还是乖巧的时候最好看。

    方才没能在他脸上找到情绪波动的痕迹而感到的反常与失望,因为见到熟悉的那个他而消失不见,姜娆没再端着那股骄矜的架子,见他不安,轻笑着将手伸向后,抓住了他揽着她腰的手。“不走了啊,你去哪儿我都跟着。”

    她都没怎么考虑,话直接出了口。

    她的手寻到了他的手握着,她的小手很软,和他常年拿枪拿刀、手心手背满是伤痕的手天差地别,抓在一起却很契合,手指一触碰到他的指骨,却被他反客为主地狠狠抓着。

    他指尖的力道根本不似他这会儿的神情看上去那样良顺温柔,攥得很紧,姜娆有些吃痛地蹙眉抬眸,可比她抬眸的速度更快的,是他抬起头来,抓着她的两只手扣在了马车车壁上。

    阴影压下来,炙热气息放肆地堵在了她的唇上。

    姜娆心里“咚”的一下,呼吸一窒,微微张口想说什么,他毫不费力便撬开了她的齿关,喉结滚动,攻城略地地扫荡。
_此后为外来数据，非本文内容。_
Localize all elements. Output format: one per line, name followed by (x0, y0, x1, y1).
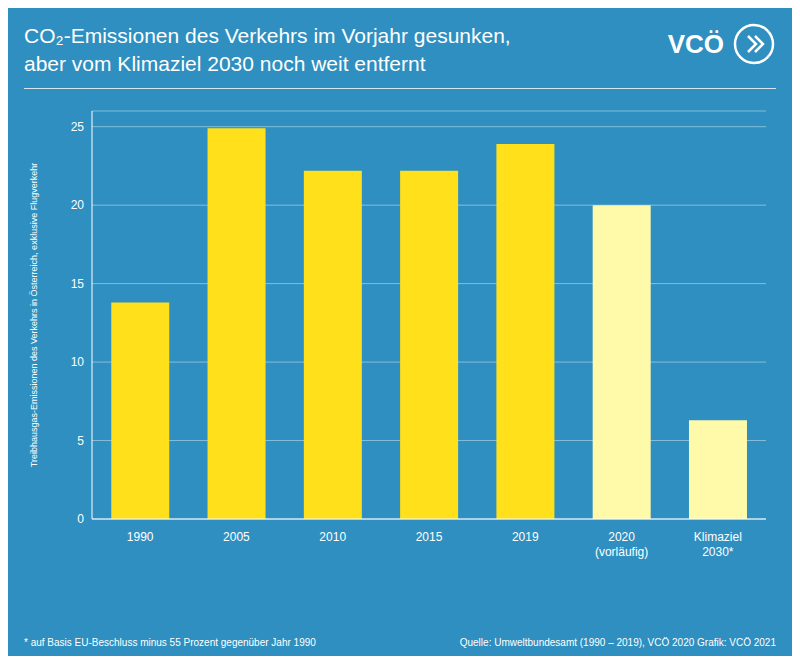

    姜娆的呼吸全乱了,她被困在他的胸膛与木板之间,背后是冰冷的马车车壁,身前是他的胸膛,他抓着她手的手指也凉,身前身后两重天,那种气息纠缠在一起的热使她的脸红得能滴血,心脏猛烈地跳动着,她觉得要是再放任她的心脏这样跳下去,就要坏掉了。

    真的要坏掉了。

    他不仅不给她喘气的机会,甚至不给她立足的空间,像堵墙一般堵在她面前,压得越来越紧。

    他忽然停了一下抬起了头,姜娆终于得了点喘气的空闲,眼窝有些湿润。

    她两条腿的力气都被抽尽了一样,站不住地往下屈了屈膝。

    他松开了一只手移向她腰间将她捞住,意犹未尽地在她唇边轻啄几下,神情看上去像一只餍食的狼。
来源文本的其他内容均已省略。